La vengeance d’Ulysse
Après que Télémaque, afin d’éviter à sa mère le mariage, et l’ensemble des prétendants ont échoué, Ulysse parvient à tenter lui-même sa chance.
Relevant brillamment ce défi, Ulysse se montre sous son vrai visage et commence à mettre en œuvre sa vengeance. L’ensemble du chant XXII est le récit d’un véritable massacre des prétendants. Malgré des différences notables entre les prétendants, le comportement d’Antinoos ou de Eurymaque ne peut être considéré comme équivalent à celui d’un Liodès (Od, XXI, 144-147) ou d’un Amphimonos(Od, XVI, 394-398) , Ulysse ne tient pas du tout compte de ces considérations, il fait fi de toutes les supplications, et repousse toute idée de compensation :"Pour me dédommager, vous pourriez, Eurymaque, m’apporter tous vos biens, et ceux de vos familles, et m’en ajouter d’autres ! mon bras continuerait encore de vous abattre tant que les prétendants n’expient (apotisai) leur offense. Vous n’avez devant vous que le choix : ou combattre ou chercher dans la fuite un moyen d’éviter les Parques et la mort"(Od, XXII, 61-66). Quel qu’ait pu être le comportement des prétendants, Ulysse s’en moque et poursuit implacablement sa vengeance. Après avoir occis l’ensemble des prétendants, Ulysse doit encore se charger du sort des gens de son oikos, qui se sont montrés infidèles. Au premier rang de ces derniers, Ulysse et Télémaque se font un devoir de tuer les servantes, qui ont non seulement manqué de respect à l’égard de Pénélope et Télémaque, mais ont également couché avec les prétendants. "Ce disant, il prenait le câble du navire à la proue azurée et le tendait du haut de la grande colonne autour du pavillon, de façon que les pieds ne pussent toucher terre… Grives aux larges ailes, colombes qui vouliez regagner votre nid, vous donnez au filet dressé sur le buisson, et vous voilà couchées au sommeil de la mort… Ainsi,têtes en ligne et le lacet passé autour de tous les cols, les filles subissaient la mort la plus atroce, et leurs pieds s’agitaient un instant, mais très bref. " (Od, XXII, 465-473). On ne peut guère s’étonner d’une telle peine, la pendaison étant en Grèce « une mort typiquement féminine »(E. Cantarella, Ithaque, p.241) . Que l’on pense seulement à Epicaste, se pendant avec le brochos, le lacet de la pendaison, ou à Hélène, qui dans une légende de Rhodes est pendue par les soins de Polyxo…sans même évoquer le cas d’Antigone.

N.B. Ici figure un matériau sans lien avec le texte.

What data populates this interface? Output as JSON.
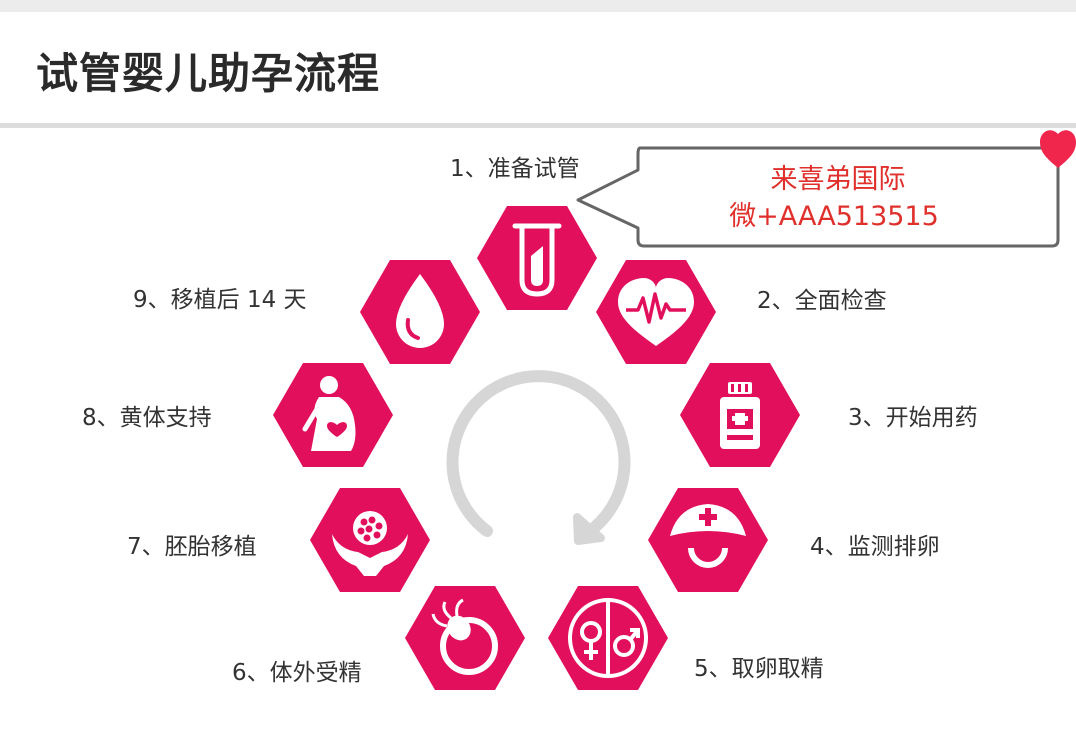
{
  "title": "试管婴儿助孕流程",
  "accent_color": "#e2105c",
  "steps": [
    {
      "label": "1、准备试管",
      "icon": "test-tube-icon"
    },
    {
      "label": "2、全面检查",
      "icon": "heartbeat-icon"
    },
    {
      "label": "3、开始用药",
      "icon": "medicine-bottle-icon"
    },
    {
      "label": "4、监测排卵",
      "icon": "nurse-cap-icon"
    },
    {
      "label": "5、取卵取精",
      "icon": "gender-symbols-icon"
    },
    {
      "label": "6、体外受精",
      "icon": "sperm-egg-icon"
    },
    {
      "label": "7、胚胎移植",
      "icon": "hands-embryo-icon"
    },
    {
      "label": "8、黄体支持",
      "icon": "pregnant-woman-icon"
    },
    {
      "label": "9、移植后 14 天",
      "icon": "drop-icon"
    }
  ],
  "callout": {
    "line1": "来喜弟国际",
    "line2": "微+AAA513515"
  }
}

Pour E. Cantarella, il s’agit de rapprocher cette mort par pendaison à un ensemble de mythes et de rites, parlant de vierges, qui pour une raison ou une autre, ont été pendues.
Ces nombreuses fêtes et mythes évoquent des rites initiatiques. Ils sont l’expression du passage à un groupe supérieur dans l’organisation sociale ; ce qui se traduit par une mort symbolique, puis une période de vie en marge, pour enfin être considérée appartenir à ce nouveau groupe;"La pendaison a donc été une des formes de mort initiatique au cours des rites de passage réservés aux filles. Ainsi, à l’époque classique, au cours de la fête annuelle des Marmites, avec le rite de la balançoire, qui la symbolisait. C’est pour cette raison que les servantes d’Ulysse sont mortes pendues au lacet, mais aussi que la pendaison demeura tout au long de l’histoire grecque une mort « sexuée ». "(E. Cantarella, Ithaque, p.247).
Une fois le sort des servantes réglé, Ulysse a l’intention de s’occuper de son chevrier. Ce dernier, en plus d’avoir pris le parti des prétendants, tente de leur fournir des armes lorsqu’ils subissent la colère d’Ulysse. Eumée demande donc à Ulysse ce qu’il doit faire de Mélantheus :"A nous deux, Télémaque et moi, nous tâcherons, malgré tous leurs assauts, de les tenir ici, ces nobles prétendants : vous, courez au trésor ! jetez-le sur le dos ! liez-lui bras et jambes ! puis attachez la porte. Roulez-le d’une corde et hissez-le en haut de l’une des colonnes, jusqu’au ras du plafond : je veux l’avoir en vie pour le bien torturer "(Od, XXII, 171-177).
Les cordes utilisées pour ce châtiment ne sont plus qualifiées de brochos, mais de desmos(La différence entre suspendre et ligoter.) . Cette peine nous rappelle notre propos sur le châtiment de Tantale ou Prométhée. A l’instar de Prométhée, dans la Théogonie d’Hésiode, Mélantheus est accroché à un kion et est ligoté à l’aide des desmoi. Ce qui intéresse E. Cantarella, c’est encore la possibilité de mettre en évidence l’appropriation par une forme politique organisée, en l’espèce la polis, de châtiments et peines publiques dont l’origine se trouvent dans le gouvernement de l’oikos;"Quand l’heure vint pour la polis de choisir quelles formes d’exécution capitale appliquer afin d’affirmer son autorité, elle fit siennes les pratiques punitives privées, les institutionnalisant et les transférant de l’espace clos et silencieux de la maison à l’espace bruyant et visible des places. Mais attention : parmi les pratiques punitives privées, l’Etat ne fit siennes que celles réservées aux hommes. Celles des femmes restèrent confinées à la maison, seul et unique lieu des femmes, dans la vie comme dans la mort."(E. Cantarella, Ithaque, p.250.)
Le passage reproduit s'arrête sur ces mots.